Zero Tolerance (2015)- * *1\2
Directed by: Kaos
Starring: Kane Kosugi, Nina Paosut, Sahajak Boonthanakit, Dustin Nguygen, Scott Adkins, and Gary Daniels
When a girl named Angel (Paosut) turns up dead, Bangkok cop Peter (Boonthanakit) travels to Ho Chi Minh city to track down her estranged father, Johnny (Nguyen). Together, the two men go back to Bangkok and proceed to search the seedier areas of the city in search of answers as to Angel's death. Along the way, characters such as Steven (Adkins), Sammy (Daniels), and Kane (Kosugi) come and go, but will the mystery of Angel's death be revealed?
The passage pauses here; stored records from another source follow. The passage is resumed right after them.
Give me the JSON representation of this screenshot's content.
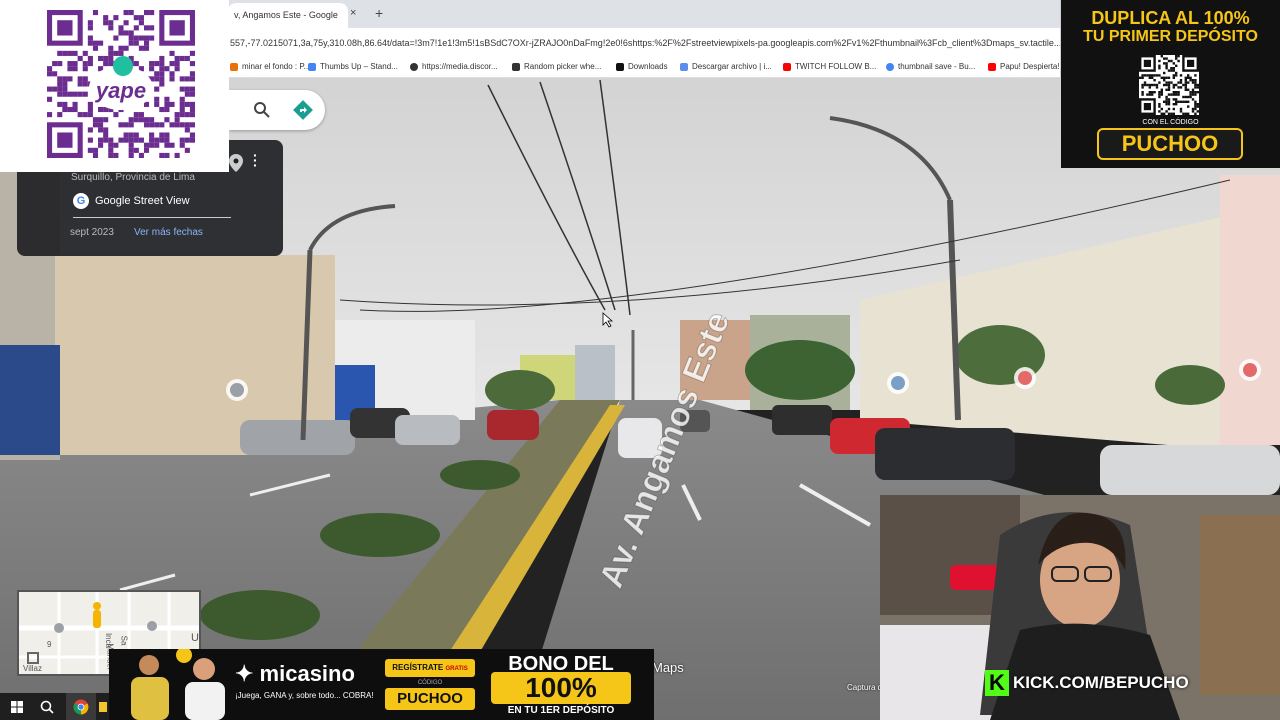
{
  "browser": {
    "tab_title": "v, Angamos Este - Google",
    "tab_close": "×",
    "new_tab": "+",
    "url": "557,-77.0215071,3a,75y,310.08h,86.64t/data=!3m7!1e1!3m5!1sBSdC7OXr-jZRAJO0nDaFmg!2e0!6shttps:%2F%2Fstreetviewpixels-pa.googleapis.com%2Fv1%2Fthumbnail%3Fcb_client%3Dmaps_sv.tactile...",
    "bookmarks": [
      {
        "label": "minar el fondo : P...",
        "color": "#e8710a"
      },
      {
        "label": "Thumbs Up – Stand...",
        "color": "#4285f4"
      },
      {
        "label": "https://media.discor...",
        "color": "#333333"
      },
      {
        "label": "Random picker whe...",
        "color": "#333333"
      },
      {
        "label": "Downloads",
        "color": "#111111"
      },
      {
        "label": "Descargar archivo | i...",
        "color": "#5b8def"
      },
      {
        "label": "TWITCH FOLLOW B...",
        "color": "#ff0000"
      },
      {
        "label": "thumbnail save - Bu...",
        "color": "#4285f4"
      },
      {
        "label": "Papu! Despierta!",
        "color": "#ff0000"
      }
    ]
  },
  "maps": {
    "search_icon": "search-icon",
    "directions_icon": "directions-icon",
    "info_card": {
      "location": "Surquillo, Provincia de Lima",
      "source": "Google Street View",
      "date": "sept 2023",
      "more_dates": "Ver más fechas"
    },
    "street_label": "Av. Angamos Este",
    "maps_label": "Maps",
    "capture_label": "Captura d"
  },
  "minimap": {
    "streets": [
      "Inca",
      "Manuel",
      "Sa",
      "9",
      "U",
      "Villaz"
    ]
  },
  "overlays": {
    "yape_qr": {
      "brand": "yape"
    },
    "promo_top": {
      "line1": "DUPLICA AL 100%",
      "line2": "TU PRIMER DEPÓSITO",
      "subline": "CON EL CÓDIGO",
      "code": "PUCHOO"
    },
    "promo_bottom": {
      "logo": "micasino",
      "tagline": "¡Juega, GANA y, sobre todo... COBRA!",
      "register": "REGÍSTRATE",
      "free": "GRATIS",
      "code_label": "CÓDIGO",
      "code": "PUCHOO",
      "bono": "BONO DEL",
      "percent": "100%",
      "deposit": "EN TU 1ER DEPÓSITO"
    },
    "kick": {
      "letter": "K",
      "url": "KICK.COM/BEPUCHO"
    }
  },
  "colors": {
    "accent_yellow": "#f5c518",
    "kick_green": "#53fc18",
    "yape_purple": "#6b2d8f",
    "sky": "#d9d9d9"
  }
}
Well, we had to see this movie for the cast alone. While Adkins and Daniels don't share any scenes together (and there's a good reason for that that we will get to in a moment), they are both here, as is Kane Kosugi, action stalwarts all. And while the film is reasonably professionally directed and shot (if some scenes are underlit as many modern films tend to be), it loses focus and direction a lot of the time. It also could have used a heck of a lot more action, but that makes sense, because...
If the presence of Scott Adkins in the film seems a bit out of joint, there's a very good reason for that. Apparently, Zero Tolerance started life as a film called Angels (2012), and you can still see this version if you want. It was a passion project for director Kaos, and more of a drama. Then some of the money people told him that this Angels movie, as good as it may be, would be a tough sell in the film marketplace. So footage with Adkins was integrated into the pre-existing Angels film, and a total re-edit was done, and in the end a completely new film was fashioned called Zero Tolerance.
Just exactly why this movie is called Zero Tolerance, we don't exactly know, especially because few movies can compete with the awesome Robert Patrick Zero Tolerance (1994). So, if you name your movie after a superior film, you're just asking to look worse by comparison. Nevertheless, there are some bright spots along the way, such as Peter's young tot of a son proclaiming, "the lead singer of our band sucks!", the classic warehouse deal gone wrong featuring some of the Adkins footage, and Gary Daniels's wild Hawaiian shirt. This seems especially at odds with the intense dramatic performance Daniels gives, which ranks highly as one of his best acting moments ever. Yes, we would have liked some classic Daniels fights, but at least he got to shine in the drama department.
Director Wych Kaosayananda, alternately known as Wych Kaos, or, in the case of his Ballistic: Ecks Vs. Sever (2002), simply just Kaos, has been working with fan favorite Mark Dacascos a lot lately, in such films as The Driver (2019) and, of course, One Night in Bangkok (2020), which also features Kane Kosugi. Despite the...interesting...history regarding Zero Tolerance's editing process, he manages to turn in something watchable. But that's all. It's not great and there are a lot of problems here. So, in the end, it's probably a one-time watch for Adkins and Daniels fans.